Les impacts du changement climatique sont et seront nombreux pour tous les vinificateurs et seront d’autant plus complexes pour ceux vinifiant sans SO2. Voici quelques conseils d’œnologues pour mieux aborder cette question.

Cave coopérative des vignerons de Puisseguin saint émilion en Gironde durant les vinifications et vendanges 2017, nettoyage du chai
Le changement climatique implique une hygiène de chai encore plus irréprochable lorsque l'on souhaite élaborer des vins sans sulfites.
© C. Nadaillac

Frédéric Charrier, ingénieur œnologue à l’IFV pôle Val de Loire – Centre

« Créer les conditions pour que les levures dégradent vite et bien les sucres »
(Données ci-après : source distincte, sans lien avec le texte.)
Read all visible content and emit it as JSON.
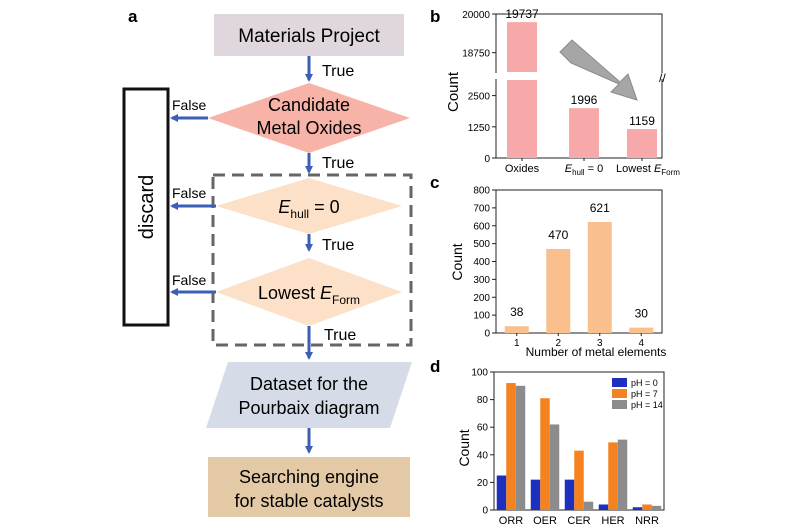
{
  "panel_labels": {
    "a": "a",
    "b": "b",
    "c": "c",
    "d": "d"
  },
  "flowchart": {
    "materials_project": "Materials Project",
    "candidate_line1": "Candidate",
    "candidate_line2": "Metal Oxides",
    "ehull_main": "E",
    "ehull_sub": "hull",
    "ehull_rest": " = 0",
    "lowest_main": "Lowest ",
    "lowest_e": "E",
    "lowest_sub": "Form",
    "dataset_line1": "Dataset for the",
    "dataset_line2": "Pourbaix diagram",
    "search_line1": "Searching engine",
    "search_line2": "for stable catalysts",
    "discard": "discard",
    "true_label": "True",
    "false_label": "False"
  },
  "chart_data": [
    {
      "type": "bar",
      "panel": "b",
      "categories": [
        "Oxides",
        "Ehull = 0",
        "Lowest EForm"
      ],
      "values": [
        19737,
        1996,
        1159
      ],
      "data_labels": [
        "19737",
        "1996",
        "1159"
      ],
      "ylabel": "Count",
      "yticks": [
        "20000",
        "18750",
        "2500",
        "1250",
        "0"
      ],
      "broken_axis": true,
      "color": "#f7a9a9"
    },
    {
      "type": "bar",
      "panel": "c",
      "categories": [
        "1",
        "2",
        "3",
        "4"
      ],
      "values": [
        38,
        470,
        621,
        30
      ],
      "data_labels": [
        "38",
        "470",
        "621",
        "30"
      ],
      "xlabel": "Number of metal elements",
      "ylabel": "Count",
      "ylim": [
        0,
        800
      ],
      "yticks": [
        "0",
        "100",
        "200",
        "300",
        "400",
        "500",
        "600",
        "700",
        "800"
      ],
      "color": "#f9c08e"
    },
    {
      "type": "bar",
      "panel": "d",
      "categories": [
        "ORR",
        "OER",
        "CER",
        "HER",
        "NRR"
      ],
      "series": [
        {
          "name": "pH = 0",
          "values": [
            25,
            22,
            22,
            4,
            2
          ],
          "color": "#1d2fbf"
        },
        {
          "name": "pH = 7",
          "values": [
            92,
            81,
            43,
            49,
            4
          ],
          "color": "#f58220"
        },
        {
          "name": "pH = 14",
          "values": [
            90,
            62,
            6,
            51,
            3
          ],
          "color": "#8c8c8c"
        }
      ],
      "ylabel": "Count",
      "ylim": [
        0,
        100
      ],
      "yticks": [
        "0",
        "20",
        "40",
        "60",
        "80",
        "100"
      ],
      "legend": "top-right"
    }
  ]
}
Frédéric Charrier, ingénieur œnologue à l’IFV pôle Val de Loire – Centre
Frédéric Charrier, ingénieur œnologue à l’IFV pôle Val de Loire – Centre © F. Charrier
« Vinifier sans soufre ajouté est déjà une prise de risque. Avec le réchauffement climatique, ce risque augmente car les processus fermentaires seront plus compliqués pour les levures, avec un milieu plus riche en sucres, moins acide et une pression bactérienne un peu plus élevée.

On sait que les flores microbiennes vont évoluer. Une des grandes questions encore sans réponse définitive est de savoir de quelle façon cette évolution va se faire. En vinification, le risque de voir la FML s’enclencher plus facilement sera accru tout comme celui d’avoir des arrêts de FA. Que l’on vinifie avec ou sans ensemencement, la parade est de créer les conditions pour permettre aux levures de dégrader vite et bien les sucres. Et pour cela, essayer de récolter en conditions fraîches, ne pas triturer le raisin, éviter les macérations préfermentaires incontrôlées, maîtriser les températures, jouer sur le débourbage pour les blancs, faire la FML au plus vite pour ne pas la subir, avoir une hygiène de cave irréprochable.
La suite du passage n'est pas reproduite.